School of Engineering & Applied Science

Efficient and Scalable Top-K Ranking

Changho Suh, Korea Advanced Institute of Science and Technology
E-Quad, B205
Tuesday, September 29, 2015 - 4:30pm to 5:30pm

Abstract: Ranking is one of the fundamental problems that has proved crucial in a wide spectrum of contexts: social choice, sports competitions, web search, recommendation systems, to name a few. PageRank, the backbone of Google’s search engine, is perhaps the most popular ranking paradigm, but is facing a challenge in the big data era: the vast number of pages on the web makes the ranking problem computationally challenging; hence, PageRank often serves only as an offline algorithm.

To address the challenge, we take two disruptive innovations in our approach. First of all, we focus on identifying only a few significant items, say top-K ranked items, among the huge number of the entire items. Second, we make good use of distributed computing systems to facilitate large-scale information processing. Taking these approaches, we aim to develop an efficient and scalable ranking scheme that achieves the best ranking accuracy given partial measurements of data, and that runs in real time.

In this talk, I will present some of our recent progress towards achieving the goal: (1) characterizing the fundamental limits on the sample size required for identifying the top-K ranked items; (2) developing a computationally efficient algorithm that can achieve the limits; (3) implementing our algorithm on a distributed computing framework, thus offering enhanced scalability. Specifically we consider a prominent pairwise measurement model in which measurements are of the pairwise information type: movie A is preferred over movie B; player A defeats player B.

This is joint work with Dr.
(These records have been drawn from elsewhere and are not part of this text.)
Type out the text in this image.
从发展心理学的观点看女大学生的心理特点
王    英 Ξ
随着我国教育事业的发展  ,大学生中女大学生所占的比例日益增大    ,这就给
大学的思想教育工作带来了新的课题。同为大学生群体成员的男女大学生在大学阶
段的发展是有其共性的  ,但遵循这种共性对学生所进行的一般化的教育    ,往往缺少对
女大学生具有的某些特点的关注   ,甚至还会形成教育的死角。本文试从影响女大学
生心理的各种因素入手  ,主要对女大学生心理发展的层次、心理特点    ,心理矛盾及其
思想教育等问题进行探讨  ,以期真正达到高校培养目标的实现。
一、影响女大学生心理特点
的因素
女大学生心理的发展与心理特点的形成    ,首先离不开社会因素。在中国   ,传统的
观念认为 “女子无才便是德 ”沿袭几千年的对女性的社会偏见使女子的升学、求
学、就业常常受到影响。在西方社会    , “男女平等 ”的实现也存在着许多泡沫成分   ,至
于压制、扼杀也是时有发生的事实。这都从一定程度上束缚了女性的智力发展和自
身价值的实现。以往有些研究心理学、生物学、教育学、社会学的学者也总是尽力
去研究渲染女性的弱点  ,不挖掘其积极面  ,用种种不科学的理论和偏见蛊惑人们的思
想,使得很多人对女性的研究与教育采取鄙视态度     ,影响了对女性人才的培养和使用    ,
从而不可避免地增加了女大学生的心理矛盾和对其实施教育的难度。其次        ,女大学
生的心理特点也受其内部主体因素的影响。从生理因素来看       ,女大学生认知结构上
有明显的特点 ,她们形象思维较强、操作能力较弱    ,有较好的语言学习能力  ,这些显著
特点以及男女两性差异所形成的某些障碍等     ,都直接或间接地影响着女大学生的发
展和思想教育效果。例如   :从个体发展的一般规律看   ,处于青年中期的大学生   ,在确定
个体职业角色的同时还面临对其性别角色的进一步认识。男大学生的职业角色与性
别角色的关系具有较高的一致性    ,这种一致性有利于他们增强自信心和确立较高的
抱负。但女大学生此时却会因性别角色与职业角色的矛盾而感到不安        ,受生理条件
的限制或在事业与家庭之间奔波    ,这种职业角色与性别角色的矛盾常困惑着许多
Yuxin Chen, Dr. Ioannis Mitliagkas, Sunghyun Kim, and Minje Jang.

Bio: Changho Suh is an Ewon Assistant Professor in the Department of Electrical Engineering at Korea Advanced Institute of Science and Technology (KAIST) since 2012. He received the B.S. and M.S. degrees in Electrical Engineering from KAIST in 2000 and 2002 respectively, and the Ph.D. degree in Electrical Engineering and Computer Sciences from UC-Berkeley in 2011. From 2011 to 2012, he was a postdoctoral associate at the Research Laboratory of Electronics in MIT. From 2002 to 2006, he had been with the Telecommunication R&D Center, Samsung Electronics.
Dr. Suh received the 2013 Stephen O. Rice Prize from the IEEE Communications Society, the David J. Sakrison Memorial Prize (top research award in the Department) from the UC-Berkeley EECS Department in 2011, and the Best Student Paper Award of the IEEE International Symposium on Information Theory in 2009. He was also awarded the Vodafone U.S. Foundation Fellowship in 2006 and 2007, and the Kwanjeong Educational Foundation Fellowship in 2009.